Loin de là! Je suis toujours très content d’exercer mon métier, c’est d’ailleurs pourquoi je suis encore plus méticuleux qu’avant. Commenter le Tour de France pour le service public est une responsabilité énorme. J’ai conscience d’être épié, parfois envié, c’est ce qui me stimule et m’invite à être exemplaire.
Quel est votre meilleur souvenir en tant que commentateur sportif ?
J’ai vécu de grands moments dans le ski. La discipline n’est pas confidentielle, mais repose encore sur des valeurs familiales. C’est un petit milieu. Mes années de commentaires m’ont permis de nouer des liens étroits avec les athlètes. J’ai même réussi à me faire de vrais amis comme Jean-Pierre Vidal, ou Jean-Baptiste Grange. Je sentais que je faisais modestement partie de la famille ski. Je garde aussi en mémoire les deux coups de tonnerre d’Usain Bolt aux Jeux Olympiques de Pékin en 2008. Avoir été témoin de mon vivant d’une telle prouesse est juste incroyable.
Après les souvenirs, finissons par les conseils. Quelles astuces pouvez-vous donner à tous les jeunes journalistes qui veulent se lancer dans le sport ?

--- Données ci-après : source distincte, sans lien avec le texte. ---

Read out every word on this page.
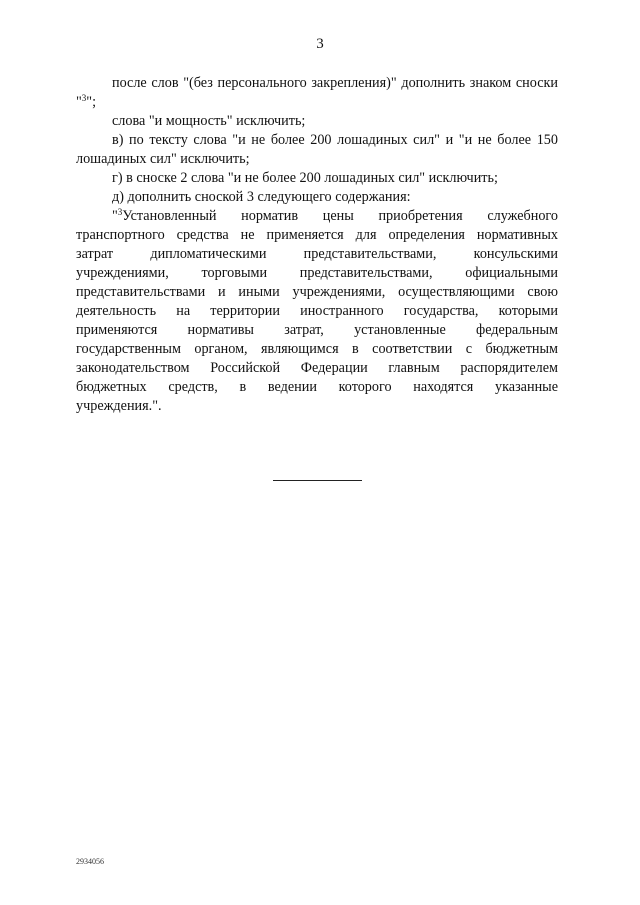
3

после слов "(без персонального закрепления)" дополнить знаком сноски "$^3$";

слова "и мощность" исключить;

в) по тексту слова "и не более 200 лошадиных сил" и "и не более 150 лошадиных сил" исключить;

г) в сноске 2 слова "и не более 200 лошадиных сил" исключить;

д) дополнить сноской 3 следующего содержания:

"$^3$Установленный норматив цены приобретения служебного
транспортного средства не применяется для определения нормативных
затрат дипломатическими представительствами, консульскими
учреждениями, торговыми представительствами, официальными
представительствами и иными учреждениями, осуществляющими свою
деятельность на территории иностранного государства, которыми
применяются нормативы затрат, установленные федеральным
государственным органом, являющимся в соответствии с бюджетным
законодательством Российской Федерации главным распорядителем
бюджетных средств, в ведении которого находятся указанные
учреждения.".
2934056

Il faut beaucoup d’humilité, ne pas se prendre pour un autre, et surtout cultiver ses différences. Nous avons tous des sensibilités et facultés propres. Un timbre de voix, une plume, une expressivité naturelle, des mimiques… Autant de distinctions qu’il ne faut pas gommer pour se différencier. À vouloir rentrer dans un moule, on se tire une balle dans le pied. Le but est d’apporter sa propre touche. D’autre part, s’ils veulent atteindre leur rêve, les jeunes doivent impérativement respecter la langue française. En tant que journaliste présentateur, nous sommes sous le feu des projecteurs et avons un devoir d’exemplarité en matière d’expression orale. Il faut avoir s’exprimer avec un vocabulaire riche et varié pour véritablement tirer son épingle du jeu.